Last month, radio host Alan Colmes asked National Review columnist John Derbyshire about a chapter in his new book, called “The Case Against Women’s Suffrage.” After Colmes repeatedly pressed him about his views on womens’ suffrage, Derbyshire admitted that while he thinks women should be allowed to vote, we’d “probably” be a “better country” if they didn’t
Yesterday, radio host Thom Hartmann probed Derbyshire about the suffrage issue, and Derbyshire re-affirmed his view that “of course” he believes women should have the right to vote. But, he explained, they shouldn’t exercise that right because it is “bad for conservatism” and therefore “bad for society”:
HARTMANN: Do you believe that women should be allowed to vote?
DERBYSHIRE: Yeah, of course I do.
HARTMANN: Why then is the title called “The Case Against Female Suffrage”?
DERBYSHIRE: Because it is a case against female suffrage. […]
HARTMANN: Did you not say to, for example, my colleague Alan Colmes that women should not be allowed to vote, that it would be a better country anyway if women were not allowed to vote?
DERBYSHIRE: Well, you know, my mentor Paul Buckley used to say, he who say a must say b.
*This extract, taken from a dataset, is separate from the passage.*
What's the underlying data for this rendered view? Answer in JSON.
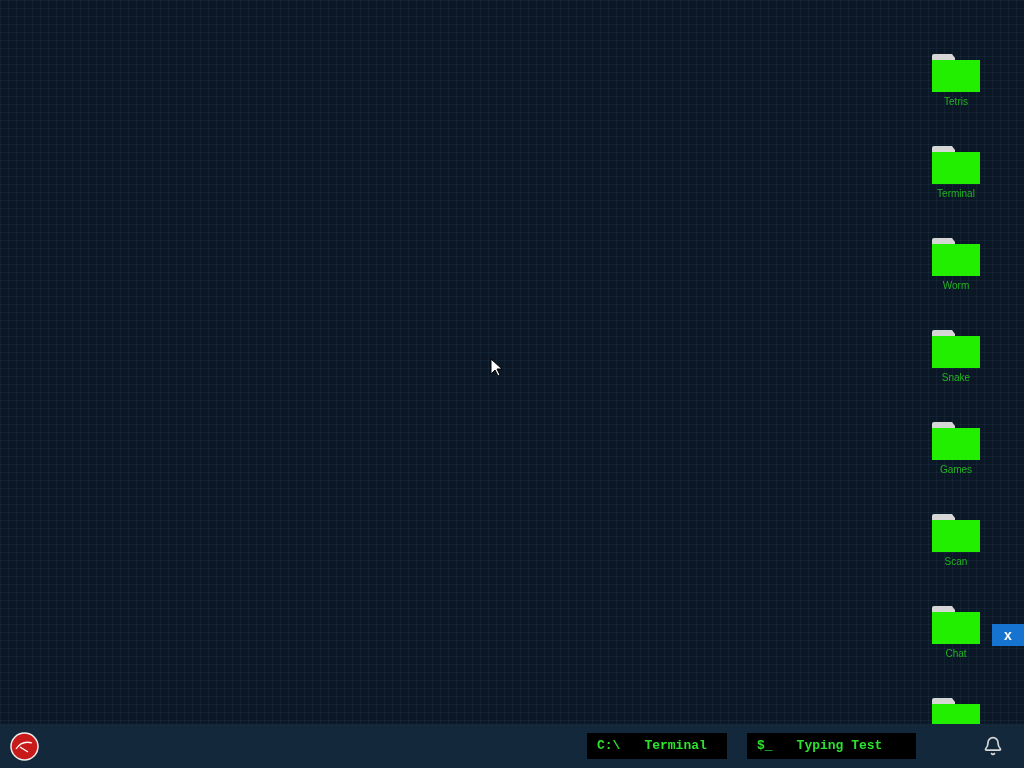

And the logic of that chapter, that chapter five in my book, rests on the proposition that women voting is bad for conservatism, and as a conservative, of course, I think that’s bad for society.
HARTMANN: So therefore if women were not allowed to vote it would be a better country in your opinion?
DERBYSHIRE: I think as a hypothetical I think that’s arguable, yeah. Yeah, I think so. Yeah.
While Derbyshire may think that gender equity is “bad for society,” the fact is that the countries that rank the highest in the World Economic Forum’s gender gap index — meaning they have the most gender equality — tend to also rank the highest on the U.N.’s Human Development Index. While it’s possible that women’s suffrage is “bad for conservatism,” maybe it’s conservatism — not women’s suffrage — that is “bad for society.”